The grisly sight didn’t faze Mother Northwind, who had seen much worse, some of it at her own hands. She set the lantern on the edge of the table, went to the head of the casket, then reached out and laid both hands on the corpse’s forehead. Exerting just a little of her will, she reached into the rapidly decaying brain and purged it of the fragments of memories still lingering in its tangled, crumbling pathways. She did not believe Lord Falk would have another Healer check her work, or that there would be enough left of the brain for it to matter if he did, but there was no point in taking chances; not when there was, in fact, not a hint in the dead girl’s mind that she’d even heard of the Unbound, much less thought she was following orders from it. She was Common Cause, through and through. Nor, of course, had she had a thought about Verdsmitt, whom she knew only as a playwright.

There. Mother Northwind took a deep breath as a wave of fatigue flowed over her. Once she would hardly have felt such a minor outlay of energy, but she could not deny that she was getting old.

Well, she thought, at least I’ll last long enough to see the MageLords brought low. She wiped her hands on her apron, picked up the lantern, and climbed back out of the cellar.

She regretted the death of the assassin-Jenna, she thought; the least she could do was remember the girl’s name-but there had been no other way. For two reasons, Karl had to face an attack, a potentially fatal attack involving magic. First, it was the only way she could be certain she had succeeded in creating a Magebane. If he survived the attack then, without question, the half-breed boy whose existence she had shepherded from coerced conception to birth was indeed what she hoped.

But there was a second, even more important reason. The Magebane had to face a lethal magical attack in order to become the Magebane. Only when faced with mortal peril would his power fully awaken.

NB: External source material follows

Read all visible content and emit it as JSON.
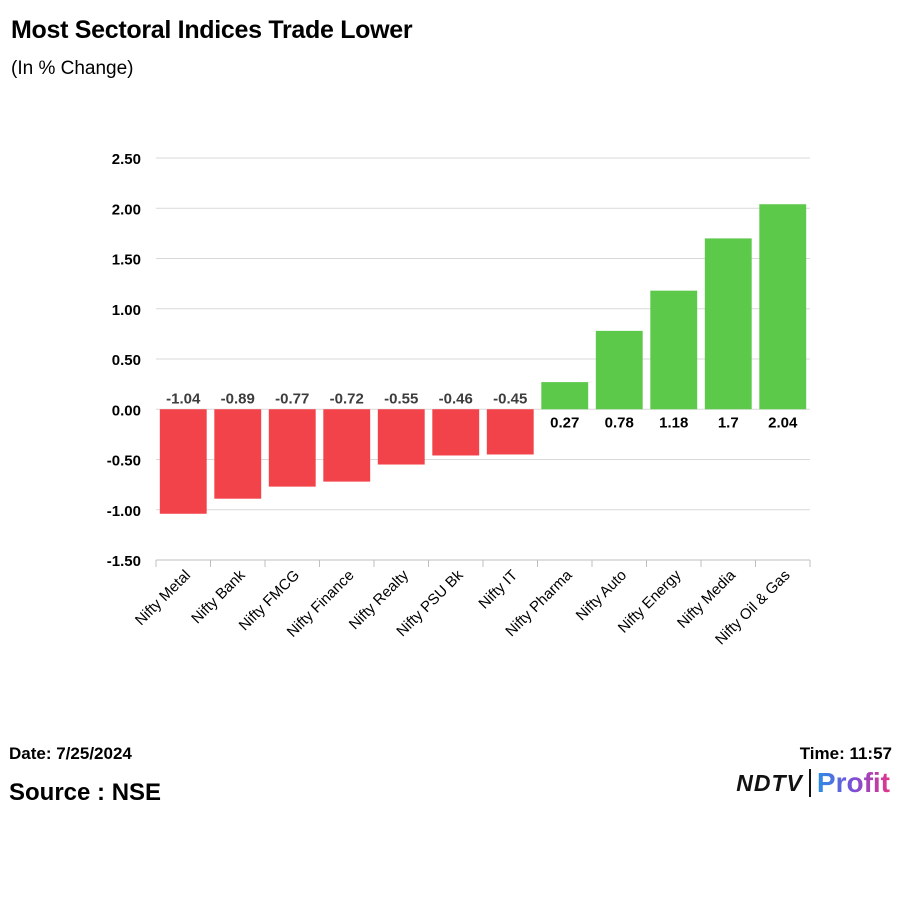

She suspected Karl had had flashes of power as a child: spells going awry in his presence, enchanted objects failing to work, that sort of thing. But such things could and would be written off as coincidence, especially in an era when no one believed the first Magebane had ever existed.

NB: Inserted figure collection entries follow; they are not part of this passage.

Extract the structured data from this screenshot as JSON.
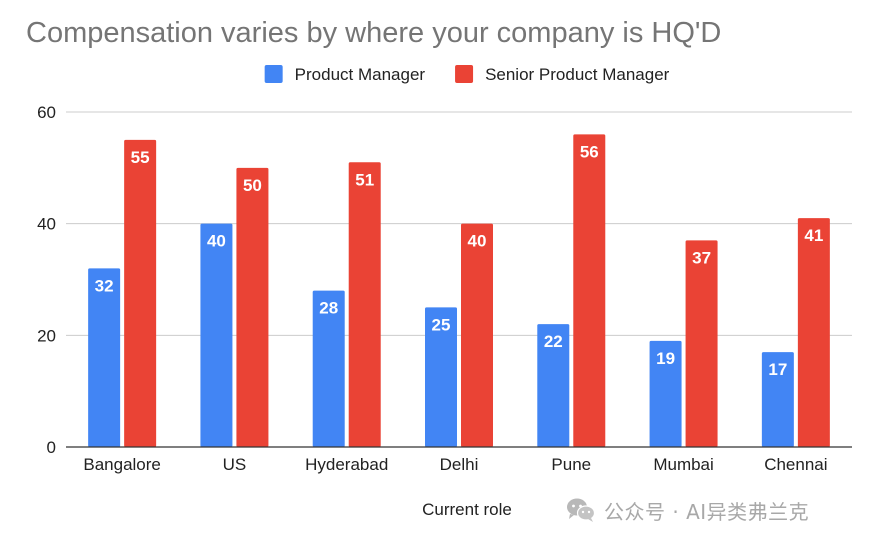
{
  "chart_data": {
    "type": "bar",
    "title": "Compensation varies by where your company is HQ'D",
    "xlabel": "Current role",
    "ylabel": "",
    "categories": [
      "Bangalore",
      "US",
      "Hyderabad",
      "Delhi",
      "Pune",
      "Mumbai",
      "Chennai"
    ],
    "series": [
      {
        "name": "Product Manager",
        "color": "#4285f4",
        "values": [
          32,
          40,
          28,
          25,
          22,
          19,
          17
        ]
      },
      {
        "name": "Senior Product Manager",
        "color": "#ea4335",
        "values": [
          55,
          50,
          51,
          40,
          56,
          37,
          41
        ]
      }
    ],
    "ylim": [
      0,
      60
    ],
    "yticks": [
      0,
      20,
      40,
      60
    ],
    "grid": true,
    "legend_position": "top-center",
    "data_labels": true
  },
  "colors": {
    "title": "#757575",
    "axis_text": "#222222",
    "gridline": "#cccccc",
    "baseline": "#333333",
    "data_label": "#ffffff"
  },
  "watermark": {
    "icon": "wechat-icon",
    "text": "公众号 · AI异类弗兰克"
  }
}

Neither the Mageborn father nor the Commoner mother had ever understood why they were so consumed by lust one day in a horse barn near Berriton. Nor had they had much time to wonder at it. She had arranged for the father’s “accidental” death shortly thereafter, and watched over the mother during her pregnancy and eased her into the netherworld during the birth.

She had molded the child in the womb in the manner Vell had first perfected all those centuries ago. But to activate his power, the Magebane had to be attacked. And so she had arranged for just such an attack, through the other thing she had so carefully nurtured through the decades: the Common Cause. If the attack had succeeded, and the supposed Prince had been slain, it would have been proof of her failure, but at least it would have still been a heavy blow against the MageLords.

But the attack had failed; the magic directed against Prince Karl had rebounded on Jenna. Which meant she had succeeded: Prince Karl was a Magebane. And that meant Mother Northwind’s own great Plan was, like Falk’s, moving rapidly toward fruition.

Mother Northwind set about tidying the kitchen, though there was little enough to tidy. She’d learned of Falk’s Plan during those years she worked in the Palace, every healing laying-on-of-hands on every Mageborn allowing her a glimpse of the contents of his or her mind. Falk himself had come to her for ministrations in those days, though she had had a different name and a different face and she was certain he had never made the connection between mousy Healer Makala and herself. And that was when she realized how her Plan could be realized, under the ironic and unintended cover of his.